In 1955 an unknown employee of Benjamin Graham named Walter Schloss quit the firm to start his own investment partnership. A year later, another relatively unknown man named Warren Buffett did the same thing.
While Buffett got most of the attention from that point forward, we can’t discount what Schloss did. From 1955 to 1995 Schloss and his son Edwin—who joined his father in 1972—absolutely crushed the Dow Jones Industrial Average. He averaged a return of 15.7% per year, while the Dow gave investors a 10.4% annualized return. And remember, Schloss’s results were after he charged investors a 25% management fee on all profits.
That’s one of the best 40-year investing records you’ll ever see.
The amazing part is how simple Schloss’s strategy was. He didn’t spend thousands on research or fancy quantitative models. His office was in a closet he rented from investing firm Tweedy Browne. Most of his research came from a well-worn copy of the Moody’s Manual.
We can attribute Schloss’s success to three main factors. Let’s take a closer look.
Buy cheap assets
Schloss didn’t care about growth, earnings, or the quality of management, things investors today spend countless hours stressing about.
Instead, Schloss was all about buying one thing, and that was cheap assets, preferably with very little owing against them. If the market was depressed, he would search for the proverbial cigar-butt stocks, but if not, he would be content buying companies trading at a steep discount to book value.
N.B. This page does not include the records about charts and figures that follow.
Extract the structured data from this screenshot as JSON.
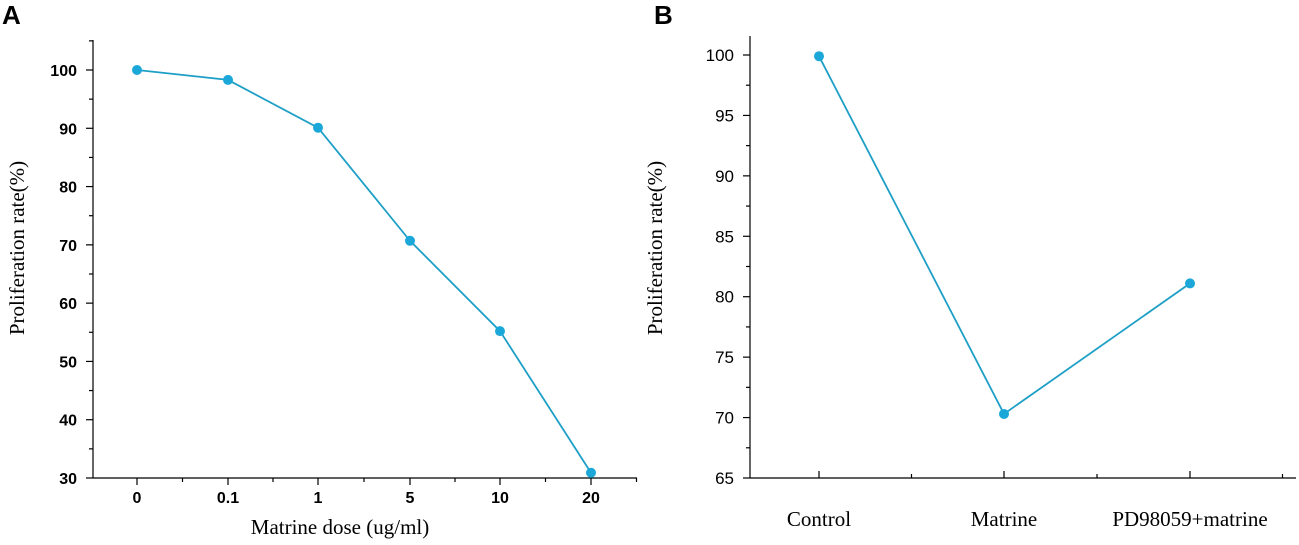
{
  "chart_data": [
    {
      "panel": "A",
      "type": "line",
      "title": "",
      "xlabel": "Matrine dose (ug/ml)",
      "ylabel": "Proliferation rate(%)",
      "categories": [
        "0",
        "0.1",
        "1",
        "5",
        "10",
        "20"
      ],
      "values": [
        100,
        98.3,
        90.1,
        70.7,
        55.2,
        30.9
      ],
      "ylim": [
        30,
        105
      ],
      "yticks": [
        30,
        40,
        50,
        60,
        70,
        80,
        90,
        100
      ],
      "color": "#1ba8d8",
      "line_color": "#1e9fc6"
    },
    {
      "panel": "B",
      "type": "line",
      "title": "",
      "xlabel": "",
      "ylabel": "Proliferation rate(%)",
      "categories": [
        "Control",
        "Matrine",
        "PD98059+matrine"
      ],
      "values": [
        99.9,
        70.3,
        81.1
      ],
      "ylim": [
        65,
        102
      ],
      "yticks": [
        65,
        70,
        75,
        80,
        85,
        90,
        95,
        100
      ],
      "color": "#1ba8d8",
      "line_color": "#1e9fc6"
    }
  ]
}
A Canadian stock Schloss would likely be interested in today is TransAlta Corporation (TSX:TA)(NYSE:TAC). The stock is trading at approximately 10% under its book value, but that book value is likely understated because of years of depreciating its biggest assets: the power plants themselves. I’d estimate the real replacement value of the assets is likely closer to $15 per share.
TransAlta is also taking steps to reduce its debt by selling its Australian gas assets to its subsidiary, TransAlta Renewables. That transaction, plus a few other steps, will decrease the company’s net debt by nearly 20%, all while ensuring investors still get access to the cash flow from the assets because it owns almost 80% of the subsidiary.
Diversify
Many value investors concentrate their portfolios, choosing to only invest in their 10 or 15 top ideas. Not Schloss, who often had close to 100 companies in his portfolio.
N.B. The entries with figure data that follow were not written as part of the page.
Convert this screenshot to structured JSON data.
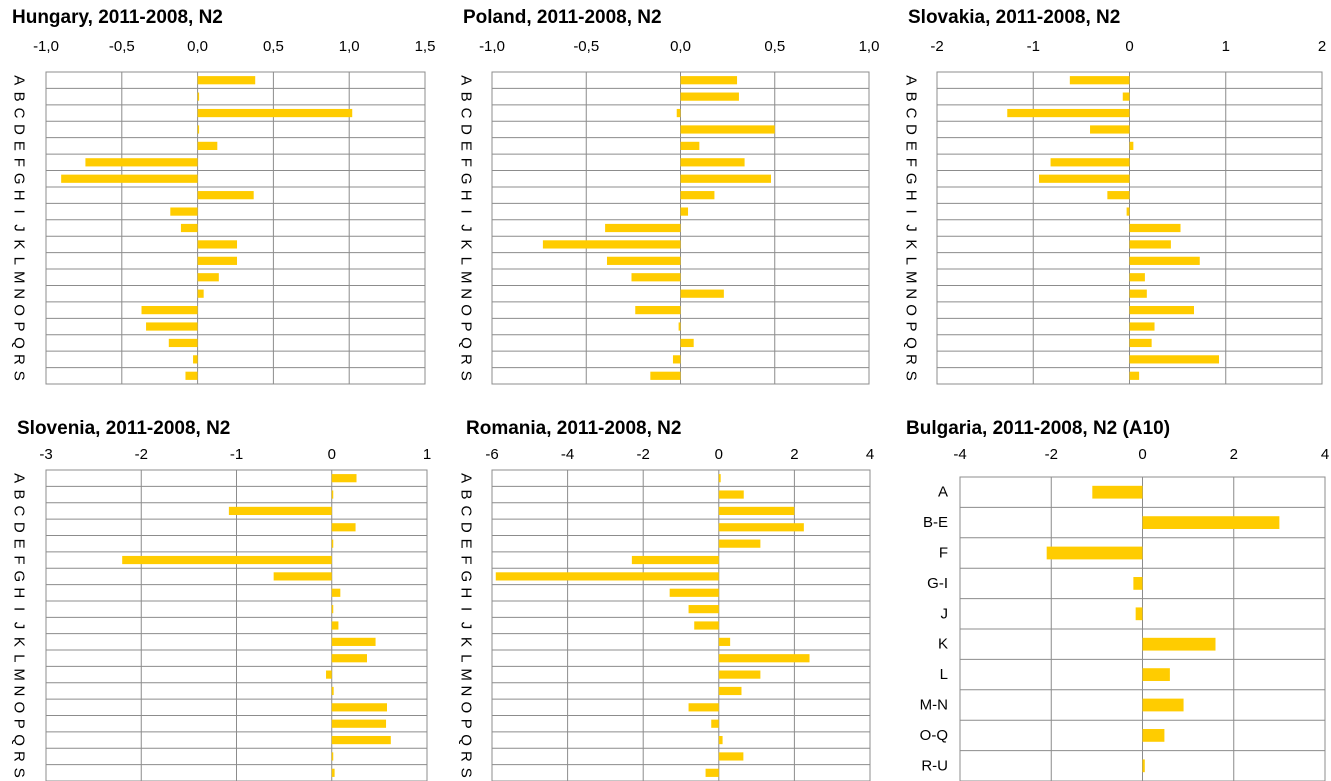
{
  "bar_color": "#FFCC00",
  "grid_color": "#8c8c8c",
  "chart_data": [
    {
      "type": "bar",
      "orientation": "horizontal",
      "title": "Hungary, 2011-2008, N2",
      "categories": [
        "A",
        "B",
        "C",
        "D",
        "E",
        "F",
        "G",
        "H",
        "I",
        "J",
        "K",
        "L",
        "M",
        "N",
        "O",
        "P",
        "Q",
        "R",
        "S"
      ],
      "values": [
        0.38,
        0.01,
        1.02,
        0.0,
        0.13,
        -0.74,
        -0.9,
        0.37,
        -0.18,
        -0.11,
        0.26,
        0.26,
        0.14,
        0.04,
        -0.37,
        -0.34,
        -0.19,
        -0.03,
        -0.08
      ],
      "xlim": [
        -1.0,
        1.5
      ],
      "xticks": [
        -1.0,
        -0.5,
        0.0,
        0.5,
        1.0,
        1.5
      ],
      "xtick_labels": [
        "-1,0",
        "-0,5",
        "0,0",
        "0,5",
        "1,0",
        "1,5"
      ],
      "grid": true
    },
    {
      "type": "bar",
      "orientation": "horizontal",
      "title": "Poland, 2011-2008, N2",
      "categories": [
        "A",
        "B",
        "C",
        "D",
        "E",
        "F",
        "G",
        "H",
        "I",
        "J",
        "K",
        "L",
        "M",
        "N",
        "O",
        "P",
        "Q",
        "R",
        "S"
      ],
      "values": [
        0.3,
        0.31,
        -0.02,
        0.5,
        0.1,
        0.34,
        0.48,
        0.18,
        0.04,
        -0.4,
        -0.73,
        -0.39,
        -0.26,
        0.23,
        -0.24,
        -0.01,
        0.07,
        -0.04,
        -0.16
      ],
      "xlim": [
        -1.0,
        1.0
      ],
      "xticks": [
        -1.0,
        -0.5,
        0.0,
        0.5,
        1.0
      ],
      "xtick_labels": [
        "-1,0",
        "-0,5",
        "0,0",
        "0,5",
        "1,0"
      ],
      "grid": true
    },
    {
      "type": "bar",
      "orientation": "horizontal",
      "title": "Slovakia, 2011-2008, N2",
      "categories": [
        "A",
        "B",
        "C",
        "D",
        "E",
        "F",
        "G",
        "H",
        "I",
        "J",
        "K",
        "L",
        "M",
        "N",
        "O",
        "P",
        "Q",
        "R",
        "S"
      ],
      "values": [
        -0.62,
        -0.07,
        -1.27,
        -0.41,
        0.04,
        -0.82,
        -0.94,
        -0.23,
        -0.03,
        0.53,
        0.43,
        0.73,
        0.16,
        0.18,
        0.67,
        0.26,
        0.23,
        0.93,
        0.1
      ],
      "xlim": [
        -2,
        2
      ],
      "xticks": [
        -2,
        -1,
        0,
        1,
        2
      ],
      "xtick_labels": [
        "-2",
        "-1",
        "0",
        "1",
        "2"
      ],
      "grid": true
    },
    {
      "type": "bar",
      "orientation": "horizontal",
      "title": "Slovenia, 2011-2008, N2",
      "categories": [
        "A",
        "B",
        "C",
        "D",
        "E",
        "F",
        "G",
        "H",
        "I",
        "J",
        "K",
        "L",
        "M",
        "N",
        "O",
        "P",
        "Q",
        "R",
        "S"
      ],
      "values": [
        0.26,
        0.01,
        -1.08,
        0.25,
        0.01,
        -2.2,
        -0.61,
        0.09,
        0.0,
        0.07,
        0.46,
        0.37,
        -0.06,
        0.02,
        0.58,
        0.57,
        0.62,
        0.01,
        0.03
      ],
      "xlim": [
        -3,
        1
      ],
      "xticks": [
        -3,
        -2,
        -1,
        0,
        1
      ],
      "xtick_labels": [
        "-3",
        "-2",
        "-1",
        "0",
        "1"
      ],
      "grid": true
    },
    {
      "type": "bar",
      "orientation": "horizontal",
      "title": "Romania, 2011-2008, N2",
      "categories": [
        "A",
        "B",
        "C",
        "D",
        "E",
        "F",
        "G",
        "H",
        "I",
        "J",
        "K",
        "L",
        "M",
        "N",
        "O",
        "P",
        "Q",
        "R",
        "S"
      ],
      "values": [
        0.05,
        0.66,
        2.0,
        2.25,
        1.1,
        -2.3,
        -5.9,
        -1.3,
        -0.8,
        -0.65,
        0.3,
        2.4,
        1.1,
        0.6,
        -0.8,
        -0.2,
        0.1,
        0.65,
        -0.35
      ],
      "xlim": [
        -6,
        4
      ],
      "xticks": [
        -6,
        -4,
        -2,
        0,
        2,
        4
      ],
      "xtick_labels": [
        "-6",
        "-4",
        "-2",
        "0",
        "2",
        "4"
      ],
      "grid": true
    },
    {
      "type": "bar",
      "orientation": "horizontal",
      "title": "Bulgaria, 2011-2008, N2 (A10)",
      "categories": [
        "A",
        "B-E",
        "F",
        "G-I",
        "J",
        "K",
        "L",
        "M-N",
        "O-Q",
        "R-U"
      ],
      "values": [
        -1.1,
        3.0,
        -2.1,
        -0.2,
        -0.15,
        1.6,
        0.6,
        0.9,
        0.48,
        0.05
      ],
      "xlim": [
        -4,
        4
      ],
      "xticks": [
        -4,
        -2,
        0,
        2,
        4
      ],
      "xtick_labels": [
        "-4",
        "-2",
        "0",
        "2",
        "4"
      ],
      "grid": true
    }
  ]
}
Schloss would buy more of something he thought was a good deal, but he knew that he didn’t have the same abilities as Buffett to be able to identify the few stocks that had years of outperformance ahead of them. So, he wouldn’t even try.
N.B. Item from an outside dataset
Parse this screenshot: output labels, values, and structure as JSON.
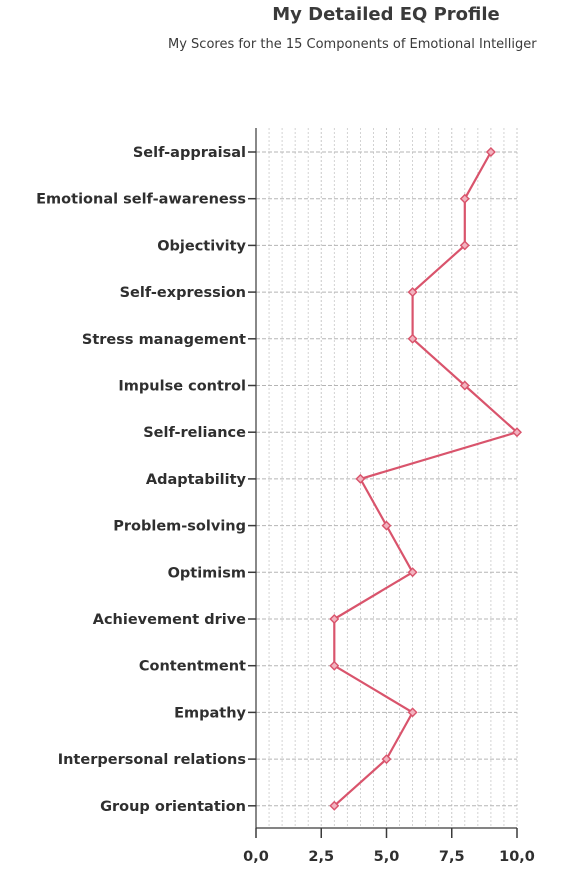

Instead, he had a simple strategy that can be replicated by investors today. Schloss would buy when a stock was cheap, and sell it when it approached fair value. This would sometimes take years to play out, but as any value investor knows, patience is a virtue.
Go against the grain
You’ll know you have a true Walter Schloss stock when you buy it and all your friends tell you how nuts you are.
Schloss would often talk about how successful value investors aren’t afraid to be loners. It was one of the reasons why he chose to insulate himself from the rest of Wall Street throughout his career. It’s hard to think outside the box when everyone in the box is telling you the same thing.
A Canadian stock for true outside-the-box thinkers is Canadian Oil Sands Ltd. (TSX:COS). Yes, the stock isn’t attractive if you look at it from an earnings perspective since it’s losing money because crude is hovering below $50 per barrel. And the company has wrestled with unplanned maintenance and increasing costs for years.
But looking at it from another standpoint, I can make the argument that investors are buying assets for pennies on the dollar. Including the company’s debt, someone buying shares today is paying just $3.62 per barrel of proved and probable reserves. That’s insanely cheap, especially considering that the infrastructure for taking those reserves out of the ground has already been built.